Friday, 22 January 2021

Flying through January

Already the Christmas festivities seem like an age ago and we are almost peering into the start of the second month of the year. A somewhat alarming prospect as we know that February can start to bring warmer temperatures and the wakening of everything all around us. Of course that's a delight to behold but at the same time we often feel panic stricken at the prospect of only having a short amount of time before we are faced with the barrage of jobs there are to do in the spring.

Winter has proved to be rather wet this year, and instead of being able to use our downtime over Christmas to get outdoors and get lots of jobs done, we were confined to the house for the most part thanks to two weeks of almost uninterrupted rain. A good excuse to sit by the fire, read books, watch films, but we did begin to feel a little stir crazy by the end of two weeks of it.
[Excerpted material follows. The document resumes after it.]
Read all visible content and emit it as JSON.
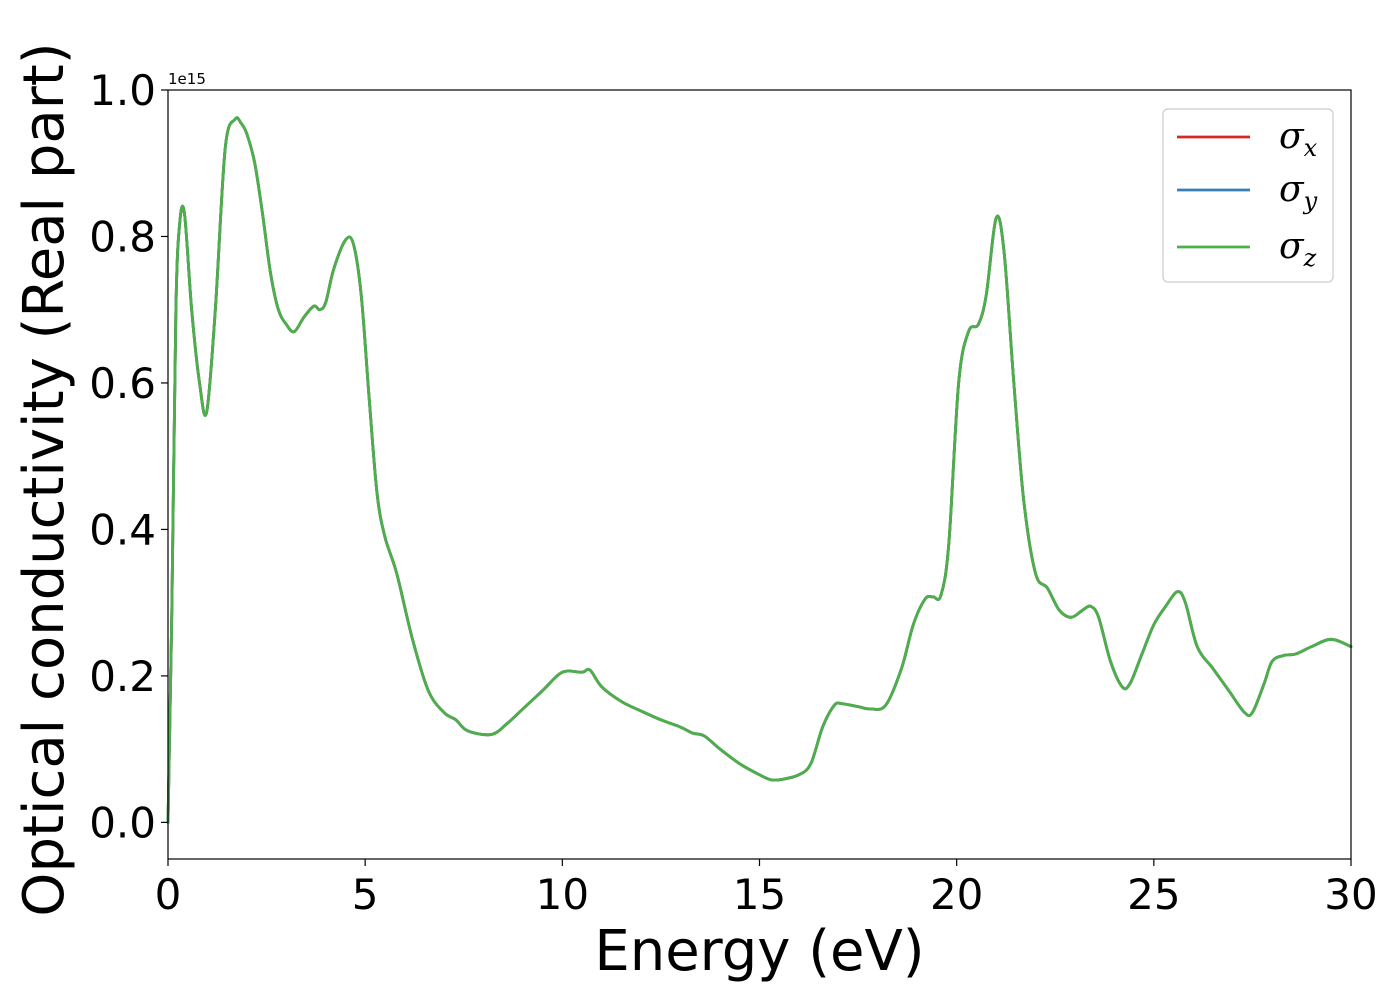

Soon after Christmas the weather also turned very cold - not extreme sub-zero temperatures, but cold enough to form a ground frost most nights and for us to make a fairly significant dent in our winter wood pile. 

A frozen pond.

Heavily frosted chestnut.

Beautiful frost patterns.

We were also treated to our first snowfall of the winter in early January. It only lasted a day here at our house, but stuck around on the ground for a week to ten days just a little further up the valley. The snow caused a fair amount of damage and disruption in the area, causing many trees to topple, the weight of the snow simply pulling them over and uprooting them in the soft soil. A lot of chaos due to roads blocked by fallen trees and unfortunately several people suffered damage to their olive trees.








We love this photo taken by our talented photographer friend Mara. 

Having had such a lot of rain and inclement weather we've made the most of every dry spell that has come along, and have been lucky to have had some stunning weather during those brief dry spells. 






As a small project to fill a short two-day dry window that lasted from 26-27th December, we finished cutting and washing out the 1000 litre plastic tanks that we'd had delivered some months ago, in preparation for turning them into raised veg growing beds.





In the next dry spell - which, thankfully, came as a run of a few days - we spent several days attempting to porcupine-proof the fencing around our upper terraces after having caught a porcupine on camera simply stepping through the pig fencing. 

For the porcupine it's as simple as stepping through the fence.

Porcupines seem to be particularly partial to a particular plant that we have growing all over our terraces and at the edge of the drive: Arum italicum. It would almost seem as if at this time of year their diet exists solely of the carbohydrate-rich roots of this species, such is the extent to which we find them dug up all over our land every morning. The plants grow wild, so that's not a problem for us, but their digging leaves sizeable holes (the roots are relatively deep) and destabilises the soil in the banks. For that reason, we decided to attempt to introduce some porcupine defences by running wire across the bottom section of the pig fencing, in the hopes of making the gaps too small for the porcupines to clamber through.

We hope this is sufficient to stop porcupine incursion.

We also caught foxes, a red squirrel and some form of marten (pine or beech, we're not sure which) on camera going about their business on the terraces.

Pine or beech marten.


Red squirrel.

Finally, we have finished dismantling the old shed below the lawn, and we have dismantled the rather wonky guest pergola (discovering that the ash poles we'd used to build it three years ago had rotted at the bottom) and reconstructed it using more robust chestnut poles.


All that remains of the old shed - we hope to use some of the lengths in the next phase of terrace reconstruction below the house.


The old, wonky pergola.

Ash doesn't like getting its feet wet, these posts even with gravel drainage beneath them have rotted to this degree in three short years.


Shaving down the ends of new chestnut posts.


A new, chestnut post pergola.

Sunny reflections


Our next major project will be to get going with the reconstruction of the next set of terraces down below the house. Having reconstructed the first set of terraces during the spring (full details here, here and here), we are keen to move onto the next set of terraces down - the eventual goal being to have all of the terraces below the house shored up and reconstructed in the same way and to be able to remove the ugly black weed fabric that covers the banks. It's a big project though, which will have to start with the felling of several trees - so we're hoping for another run of dry weather to enable us to get started!